Spurling’s test(► Fig. 2.3, Video 2.1 )
Also known as foraminal compression test, it assesses for stenosis of the vertebral foramina through which cervical nerves pass.
Gently rotate neck approximately 20 degrees to affected side and laterally bend neck toward affected side by about 20 degrees.
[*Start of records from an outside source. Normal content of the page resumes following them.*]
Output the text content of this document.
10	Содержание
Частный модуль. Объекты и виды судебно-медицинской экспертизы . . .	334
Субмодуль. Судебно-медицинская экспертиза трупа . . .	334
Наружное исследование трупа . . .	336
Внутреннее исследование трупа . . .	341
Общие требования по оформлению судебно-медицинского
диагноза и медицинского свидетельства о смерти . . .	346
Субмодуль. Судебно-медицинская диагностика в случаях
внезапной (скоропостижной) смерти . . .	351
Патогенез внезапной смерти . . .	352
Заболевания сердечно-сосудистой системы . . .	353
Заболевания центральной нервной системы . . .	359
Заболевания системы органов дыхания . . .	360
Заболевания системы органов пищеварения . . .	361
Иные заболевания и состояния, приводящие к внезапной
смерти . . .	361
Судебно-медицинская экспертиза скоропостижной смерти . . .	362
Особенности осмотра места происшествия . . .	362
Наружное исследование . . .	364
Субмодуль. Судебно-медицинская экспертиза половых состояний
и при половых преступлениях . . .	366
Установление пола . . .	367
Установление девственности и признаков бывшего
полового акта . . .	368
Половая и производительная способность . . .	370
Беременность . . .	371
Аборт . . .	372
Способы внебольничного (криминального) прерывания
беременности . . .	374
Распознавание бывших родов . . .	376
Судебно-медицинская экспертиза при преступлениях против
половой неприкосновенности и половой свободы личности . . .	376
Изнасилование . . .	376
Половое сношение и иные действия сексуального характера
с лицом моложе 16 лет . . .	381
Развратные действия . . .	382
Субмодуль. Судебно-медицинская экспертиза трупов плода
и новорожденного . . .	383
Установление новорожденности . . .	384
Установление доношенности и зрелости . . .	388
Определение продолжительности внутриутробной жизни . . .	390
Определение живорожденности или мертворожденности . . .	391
Then apply gentle axial compression.
Positive = reproduction of radicular symptoms in the upper extremities.
D. Provocative Tests
Tinel’s sign: Paresthesia or pain in the distribution of the nerve being tested when the area overlying the nerve is tapped firmly.
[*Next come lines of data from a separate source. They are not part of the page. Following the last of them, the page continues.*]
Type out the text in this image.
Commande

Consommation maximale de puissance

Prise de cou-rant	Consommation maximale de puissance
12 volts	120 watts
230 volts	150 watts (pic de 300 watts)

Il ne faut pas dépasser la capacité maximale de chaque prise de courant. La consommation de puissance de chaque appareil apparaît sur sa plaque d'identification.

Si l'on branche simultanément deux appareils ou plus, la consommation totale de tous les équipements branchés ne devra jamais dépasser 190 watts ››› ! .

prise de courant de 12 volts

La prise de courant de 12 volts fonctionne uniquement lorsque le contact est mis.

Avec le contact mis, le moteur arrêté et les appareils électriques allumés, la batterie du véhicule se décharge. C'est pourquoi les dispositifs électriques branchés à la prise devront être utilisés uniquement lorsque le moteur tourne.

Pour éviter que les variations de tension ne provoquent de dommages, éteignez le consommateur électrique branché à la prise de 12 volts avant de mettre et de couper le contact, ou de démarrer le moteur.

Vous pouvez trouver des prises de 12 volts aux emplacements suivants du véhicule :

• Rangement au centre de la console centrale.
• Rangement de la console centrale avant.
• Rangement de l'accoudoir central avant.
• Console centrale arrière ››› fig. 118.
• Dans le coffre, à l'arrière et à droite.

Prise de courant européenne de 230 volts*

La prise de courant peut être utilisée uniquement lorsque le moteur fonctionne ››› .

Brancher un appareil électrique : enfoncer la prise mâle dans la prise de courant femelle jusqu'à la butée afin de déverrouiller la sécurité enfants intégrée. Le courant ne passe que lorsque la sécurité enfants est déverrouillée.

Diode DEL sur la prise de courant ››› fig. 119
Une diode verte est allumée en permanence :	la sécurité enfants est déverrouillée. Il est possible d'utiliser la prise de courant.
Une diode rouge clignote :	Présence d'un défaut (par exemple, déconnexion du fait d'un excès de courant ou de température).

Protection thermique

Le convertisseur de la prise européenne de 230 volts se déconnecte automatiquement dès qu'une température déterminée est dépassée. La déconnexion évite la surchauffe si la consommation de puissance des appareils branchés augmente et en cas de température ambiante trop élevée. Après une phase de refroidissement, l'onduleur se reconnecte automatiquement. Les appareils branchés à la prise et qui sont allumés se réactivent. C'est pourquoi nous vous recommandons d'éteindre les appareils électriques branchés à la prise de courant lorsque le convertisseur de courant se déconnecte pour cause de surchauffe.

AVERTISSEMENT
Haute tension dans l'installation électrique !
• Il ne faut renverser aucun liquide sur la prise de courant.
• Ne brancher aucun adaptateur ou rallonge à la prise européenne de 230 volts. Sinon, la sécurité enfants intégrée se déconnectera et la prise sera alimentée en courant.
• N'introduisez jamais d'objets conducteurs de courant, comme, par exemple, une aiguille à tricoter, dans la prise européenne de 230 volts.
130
It may be applied to median nerve compression in the carpal tunnel or ulnar nerve compression in the cubital tunnel or Guyon’s canal.
After nerve injury, the most distant point of paresthesia represents the furthest extent of nerve regeneration; Tinel’s sign can be followed as a marker of nerve recovery/regeneration.
Median nerve pathology
Direct compression test (Durkan’s test, ► Fig. 2.4).
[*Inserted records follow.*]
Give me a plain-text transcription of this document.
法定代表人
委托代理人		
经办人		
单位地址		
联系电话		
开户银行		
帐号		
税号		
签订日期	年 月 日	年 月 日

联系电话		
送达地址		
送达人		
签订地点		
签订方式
Direct compression over the carpal tunnel by the examiner’s thumb for 30 seconds.
Positive = pain or paresthesia in the median nerve distribution.
Phalen’s test(► Fig. 2.5)
Hold wrists in maximum palmar flexion for up to 2 minutes.
Positive = pain or paresthesia in the median nerve distribution.
Ulnar nerve pathology
Elbow flexion test
Assesses for cubital tunnel syndrome.
Supinate forearms and hold elbows in maximum flexion for 60 seconds.
Positive = pain or paresthesia in the ulnar nerve distribution.
Duchenne’ssign
Also known as ulnar clawing or intrinsic-minus.
Ring and small fingers have hyperextended MP and flexed PIP and distal inter-phalangeal (DIP).
Indicates loss of intrinsic function with preservation of flexor digitorum profundus (FDP) from a distal ulnar nerve injury.
Froment’s test
Assesses thumb adduction (ADP).
Patient holds a piece of paper or folder between tip of thumb and radial base of the index finger in a lateral/key pinch. Examiner gradually pulls the paper away, encouraging the patient to keep hold of it.
Positive = flexion of thumb interphalangeal (IP) joint.
Usually combined with Jeanne’s sign.
May also see hyperextension of index finger DIP and flexion of index finger PIP.
Jeanne’s sign
ADP.
Present = patient hyperextends MP joint during lateral/key pinch to “lock” the joint, compensating weak or paralyzed ADP.
Wartenberg’s sign
Assesses palmar interosseous muscles.
With hands flat on table, patient is asked to adduct all fingers.
Present = inability to adduct small finger.
Indicates weak/paralyzed third palmar interosseous resulting in unopposed extensor digiti minimi (EDM).
Pitres-Testut sign
Assesses second and third dorsal interosseous muscles.
With palm flat on table, hyperextend middle finger and deviate it radially and ulnarly.
Present = inability to make this motion.